VA: Circular 26-19-22: Clarification and Updates to Policy Guidance for VA Interest Rate Reduction Refinance Loans (IRRRLs)
August 8, 2019
1. Purpose. The purpose of this Circular is to consolidate and clarify guidance regarding how section 309 of Public Law 115-174, the Economic Growth, Regulatory Relief, and Consumer Protection Act (the Act), affects IRRRLs. This Circular discusses how the standards imposed by the Act, i.e. fee recoupment, net tangible benefit, loan seasoning, and disclosure standards, affect whether the Department of Veterans Affairs (VA) can guarantee such refinance loans. Section 309 of the Act, in relevant part, is codified at 38 U.S.C. § 3709. This Circular also updates guidance regarding loan seasoning based on the recently enacted Public Law 116-33, Protecting Affordable Mortgages for Veterans Act of 2019 (formerly S.1749).
a. Department of Veterans Affairs (VA) previously issued policy guidance (VA Circular 26-18-13) regarding compliance with section 309 (Protecting Veterans from predatory lending) of the Act. This guidance applied to all VA refinance loans (e.g. IRRRLs and cash-outs). VA has not yet issued new regulations implementing section 309 changes for IRRRLs. It is important for lenders to not confuse cash-out refinance regulatory and policy guidance with IRRRL policy guidance. Previously, VA had issued VA Circular 26-18-1 (and Change 1 and Exhibit A) and VA Circular 26-18-13 (and Exhibit A) to ensure compliance with the Act. This Circular consolidates policy guidance for IRRRLs into one document and, per paragraph 5 below, will supersede the previous policy.
b. Generally, in addition to this Circular, lenders should continue to follow all applicable VA regulations. However, as discussed above, VA has not yet updated its IRRRL regulations. Therefore, until VA publishes a final rule updating its IRRRL regulations, in instances where regulatory provisions unequivocally conflict with this Circular, this Circular constitutes VA’s interpretation of current policy.
3. Action. To receive and retain the full amount of VA’s guaranty, an IRRRL must meet the requirements of the Act.
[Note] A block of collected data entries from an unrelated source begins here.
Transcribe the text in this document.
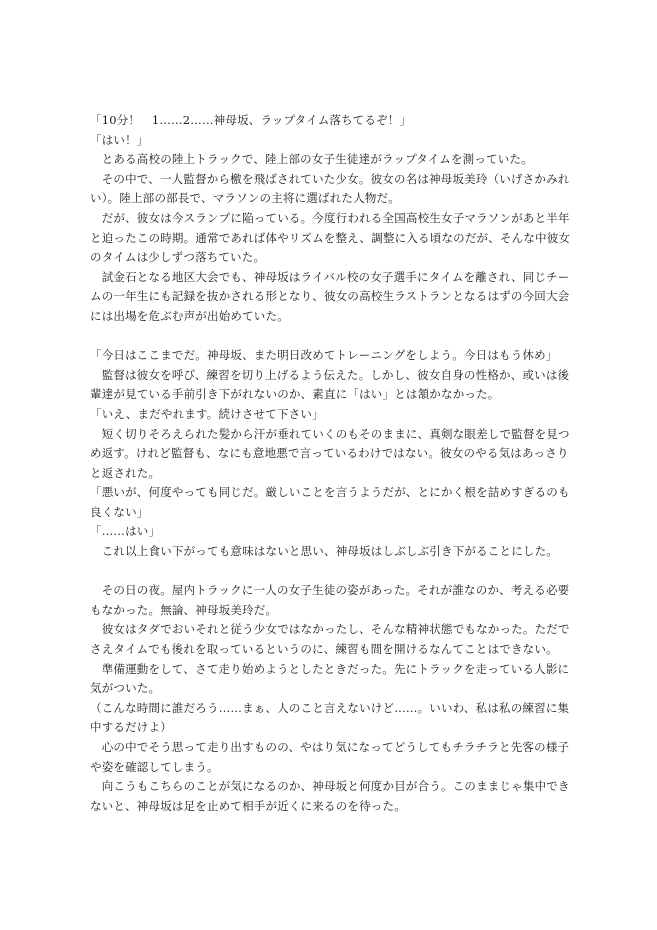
「10分！　1……2……神母坂、ラップタイム落ちてるぞ！」

「はい！」

　とある高校の陸上トラックで、陸上部の女子生徒達がラップタイムを測っていた。

　その中で、一人監督から檄を飛ばされていた少女。彼女の名は神母坂美玲（いげさかみれい）。陸上部の部長で、マラソンの主将に選ばれた人物だ。

　だが、彼女は今スランプに陥っている。今度行われる全国高校生女子マラソンがあと半年と迫ったこの時期。通常であれば体やリズムを整え、調整に入る頃なのだが、そんな中彼女のタイムは少しずつ落ちていた。

　試金石となる地区大会でも、神母坂はライバル校の女子選手にタイムを離され、同じチームの一年生にも記録を抜かされる形となり、彼女の高校生ラストランとなるはずの今回大会には出場を危ぶむ声が出始めていた。

「今日はここまでだ。神母坂、また明日改めてトレーニングをしよう。今日はもう休め」

　監督は彼女を呼び、練習を切り上げるよう伝えた。しかし、彼女自身の性格か、或いは後輩達が見ている手前引き下がれないのか、素直に「はい」とは頷かなかった。

「いえ、まだやれます。続けさせて下さい」

　短く切りそろえられた髪から汗が垂れていくのもそのままに、真剣な眼差しで監督を見つめ返す。けれど監督も、なにも意地悪で言っているわけではない。彼女のやる気はあっさりと返された。

「悪いが、何度やっても同じだ。厳しいことを言うようだが、とにかく根を詰めすぎるのも良くない」

「……はい」

　これ以上食い下がっても意味はないと思い、神母坂はしぶしぶ引き下がることにした。

　その日の夜。屋内トラックに一人の女子生徒の姿があった。それが誰なのか、考える必要もなかった。無論、神母坂美玲だ。

　彼女はタダでおいそれと従う少女ではなかったし、そんな精神状態でもなかった。ただでさえタイムでも後れを取っているというのに、練習も間を開けるなんてことはできない。

　準備運動をして、さて走り始めようとしたときだった。先にトラックを走っている人影に気がついた。

（こんな時間に誰だろう……まぁ、人のこと言えないけど……。いいわ、私は私の練習に集中するだけよ）

　心の中でそう思って走り出すものの、やはり気になってどうしてもチラチラと先客の様子や姿を確認してしまう。

　向こうもこちらのことが気になるのか、神母坂と何度か目が合う。このままじゃ集中できないと、神母坂は足を止めて相手が近くに来るのを待った。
See generally 38 U.S.C. § 3709. In cases of IRRRLs where the application was initiated on or after May 25, 2018, and before the date of this Circular, and such loans did not meet the recoupment or net tangible benefit standards recited below, lenders may take steps to cure the noncompliance without VA’s prior approval, provided that such action results in no costs to the Veteran. In such cases, lenders should keep detailed records of these actions, allowing for VA’s examination, e.g. in cases where VA conducts loan reviews or lender site inspections. VA has identified certain IRRRLs that did not meet the statutory standards and will be contacting the relevant lenders to inquire about their efforts to cure the noncompliance. VA is also considering whether other actions are appropriate, e.g. withdrawal of authority to close loans on the automatic basis. Due to the nature of the loan seasoning requirement, remedial action is not possible in cases where the loan that was refinanced was not properly seasoned. The authority for lenders to take the remedial action described above without VA’s prior approval does not apply in cases of loans for which applications were initiated on or after the date of this Circular.